Dalla medicina all’arte, il volo del dottor Paolo Gei
Quando hai dedicato tutta la tua vita agli altri è difficile, per non dire impossibile, smettere di farlo di punto in bianco. E per continuare a stare accanto alle persone a volte basta solamente cambiare punto di vista. Paolo Gei, ex primario di Cardiologia riabilitativa al Civile in pensione dal 2016, ha scelto l'arte per farlo, rimettendosi in discussione quando in molti si sarebbero goduti il meritato riposo dopo tanti anni di lavoro.
Il medico infatti si è laureato pochi giorni fa con il voto di 110 e lode in Lettere ad indirizzo storico, artistico e archeologico in Cattolica «una scelta presa perché fin da giovane mi sono piaciute le materie umanistiche» racconta e perché dentro di sè un'idea è maturata nel corso del tempo. «La funzione primaria dell’arte è aiutare a vivere meglio - spiega Gei, figlio dell'indimenticato allenatore del Brescia Renato e fratello dell’ex senatore Gianni -, e rappresenta un valido strumento per affrontare le fragilità umane, psicologiche ma anche fisiche».
La scelta della tesi cade perciò proprio sul tema dell'«Arte come terapia», argomento che il 67enne affronta sia con le sue competenze umanistiche sia con quelle scientifiche alla base della sua professione di medico.
«Nella tesi spiego alcune tipologie di pazienti possano ottenere benefici concreti dalla fruizione dell’arte - racconta Gei, che in quanto soggetto oncologico cronicizzato ha vissuto in prima persona l'esperienza della malattia -, chi ad esempio soffre di forme di depressione ma anche i cardiopatici e soprattutto coloro che sono colpiti dal Parkinson.
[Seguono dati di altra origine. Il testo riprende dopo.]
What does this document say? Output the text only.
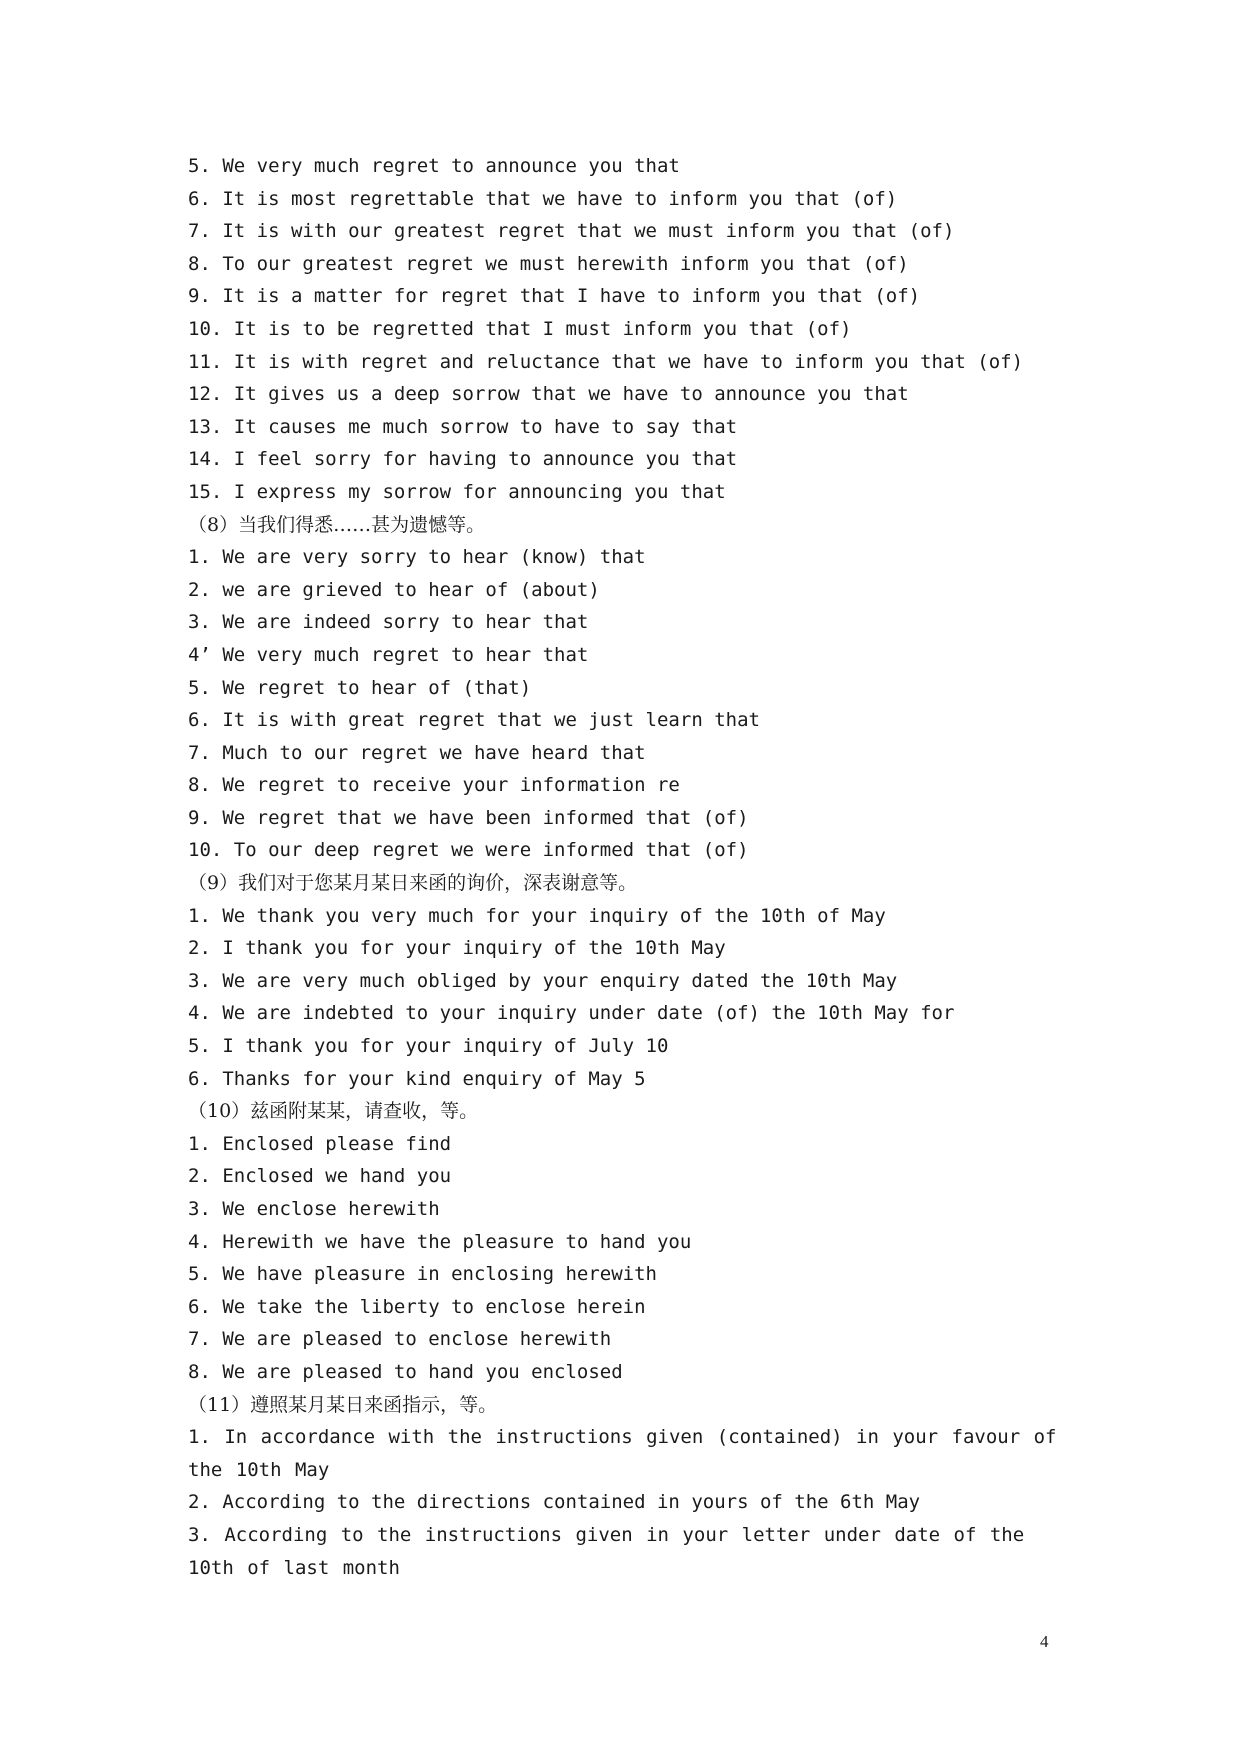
5. We very much regret to announce you that
6. It is most regrettable that we have to inform you that (of)
7. It is with our greatest regret that we must inform you that (of)
8. To our greatest regret we must herewith inform you that (of)
9. It is a matter for regret that I have to inform you that (of)
10. It is to be regretted that I must inform you that (of)
11. It is with regret and reluctance that we have to inform you that (of)
12. It gives us a deep sorrow that we have to announce you that
13. It causes me much sorrow to have to say that
14. I feel sorry for having to announce you that
15. I express my sorrow for announcing you that
（8）当我们得悉……甚为遗憾等。
1. We are very sorry to hear (know) that
2. we are grieved to hear of (about)
3. We are indeed sorry to hear that
4’ We very much regret to hear that
5. We regret to hear of (that)
6. It is with great regret that we just learn that
7. Much to our regret we have heard that
8. We regret to receive your information re
9. We regret that we have been informed that (of)
10. To our deep regret we were informed that (of)
（9）我们对于您某月某日来函的询价，深表谢意等。
1. We thank you very much for your inquiry of the 10th of May
2. I thank you for your inquiry of the 10th May
3. We are very much obliged by your enquiry dated the 10th May
4. We are indebted to your inquiry under date (of) the 10th May for
5. I thank you for your inquiry of July 10
6. Thanks for your kind enquiry of May 5
（10）兹函附某某，请查收，等。
1. Enclosed please find
2. Enclosed we hand you
3. We enclose herewith
4. Herewith we have the pleasure to hand you
5. We have pleasure in enclosing herewith
6. We take the liberty to enclose herein
7. We are pleased to enclose herewith
8. We are pleased to hand you enclosed
（11）遵照某月某日来函指示，等。
1. In accordance with the instructions given (contained) in your favour of the 10th May
2. According to the directions contained in yours of the 6th May
3. According to the instructions given in your letter under date of the 10th of last month
4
L’Arte - aggiunge l’ex primario dell’ospedale Civile - in questo caso può migliorare le abilità visive e percettive dei pazienti, con possibili effetti positivi anche sulle capacità motorie, di per sé progressivamente compromesse nell’evoluzione della sindrome e quindi intervenire direttamente sulla qualità di vita dei soggetti».
Idee che Gei ha trasformato in asserzioni scritte ma che hanno anche un orizzonte più lungo e destinato ad avere considerazioni. «Credo che l’arte debba essere spiegata in modo empatico a chi la osserva, soprattutto a coloro che sono un po’ refrattari - sottolinea con convinzione -. Il ruolo della guida artistica deve essere quello di stimolare le persone, spiegando in modo semplice e nello stesso tempo fornendo quegli strumenti utili per poter sentire e vivere a pieno le opere in tutte le loro sfaccettature».
Una visione che l’ex medico vuole portare nella pratica di ogni giorno, con uno sguardo alle «sfide del futuro». «In vista del 2023 e di Brescia quale Capitale della cultura vorrei poter rivestire proprio questo ruolo», conferma. Una guida artistica con però un valore in più. «Date le mie competenze mediche potrei accompagnare anche quelle persone che, per paura dei problemi fisici quali ad esempio quelli cardiaci, hanno paura ad effettuare visite a monumenti e luoghi d’arte in genere - spiega Paolo Gei -. Con me avrebbero la sicurezza, fosse anche solo mentale, di sapere di potersi muovere essendo accompagnati da un medico oltre che da una guida».